Camilla could not help laughing. “Ungrateful girl, I am sure you will sing another song when we do get home and encounter one. But, tell me, how do you know about this American boat—the
Jane
?”
Chloe was elaborately casual. “Oh, somebody told me— one of the men, whose family is in Lisbon. Was it Pedro? Or Jaime? I vow I do not recall, but it is certain enough, I tell you, and no time to be lost. Only let me send for Lavenham and he will arrange everything.”

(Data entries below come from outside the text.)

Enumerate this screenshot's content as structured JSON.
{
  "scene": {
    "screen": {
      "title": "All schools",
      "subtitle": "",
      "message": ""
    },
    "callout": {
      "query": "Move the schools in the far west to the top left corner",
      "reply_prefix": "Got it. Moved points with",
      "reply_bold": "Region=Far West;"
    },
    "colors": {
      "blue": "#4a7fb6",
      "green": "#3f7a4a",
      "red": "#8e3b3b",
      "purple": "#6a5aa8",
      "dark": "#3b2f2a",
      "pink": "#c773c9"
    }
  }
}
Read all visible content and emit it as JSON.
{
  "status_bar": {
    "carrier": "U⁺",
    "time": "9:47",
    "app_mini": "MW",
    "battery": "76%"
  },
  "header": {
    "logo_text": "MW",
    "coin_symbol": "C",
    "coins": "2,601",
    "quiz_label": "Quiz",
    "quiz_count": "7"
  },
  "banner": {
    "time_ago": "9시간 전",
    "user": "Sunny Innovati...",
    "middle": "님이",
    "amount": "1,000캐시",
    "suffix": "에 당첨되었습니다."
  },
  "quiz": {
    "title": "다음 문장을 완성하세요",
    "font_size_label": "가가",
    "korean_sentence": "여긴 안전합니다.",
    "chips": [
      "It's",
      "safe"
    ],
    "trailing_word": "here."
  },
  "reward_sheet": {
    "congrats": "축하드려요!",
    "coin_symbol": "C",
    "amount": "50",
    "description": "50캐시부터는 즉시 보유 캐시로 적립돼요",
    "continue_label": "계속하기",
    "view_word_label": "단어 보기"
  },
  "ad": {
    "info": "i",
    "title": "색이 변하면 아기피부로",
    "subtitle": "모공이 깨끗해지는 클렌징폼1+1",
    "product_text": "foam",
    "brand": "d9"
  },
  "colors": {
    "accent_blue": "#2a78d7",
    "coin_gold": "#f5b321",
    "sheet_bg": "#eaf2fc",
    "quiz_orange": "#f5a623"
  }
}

Camilla knew Chloe well enough by now to be sure that she was lying. Who, then, had told her about the
Jane
? Could it be that she was still seeing—or at least corresponding with —M. Boutet? Had he not gone with the French mission after all? With a chill memory that his friend M. Mireille was a self-acknowledged spy in England, she wondered what sinister role her brother filled in Portugal. “Chloe.” She had just begun the essential question when they were interrupted by an excited servant who announced that milord was riding up the hill.
Inwardly noting Chloe’s look of relief, Camilla ran with her to welcome Lavenham, who had just dismounted from his exhausted horse. He, too, looked infinitely weary and Camilla hurried him indoors to comfort and a glass of wine, before she would do more than exchange the most routine greetings. Sitting, he sighed with relief. “Ah, I was ready for this. I have been to Lisbon and back since yesterday,” he explained. “And on a fool’s errand, too, I fear. There is an American ship in the harbour.” Camilla and Chloe exchanged glances as he took another long draft of wine. “The
Jane.
I hoped to get you passage on her, but my information came too late. She was loaded to the gunwale when I arrived; her captain said he could not take aboard so much as another child. They are paying twelve hundred pounds for one family’s passage to England. I wish I had heard of her sooner. I am afraid I have done wrong, gravely wrong, in letting you stay so long.”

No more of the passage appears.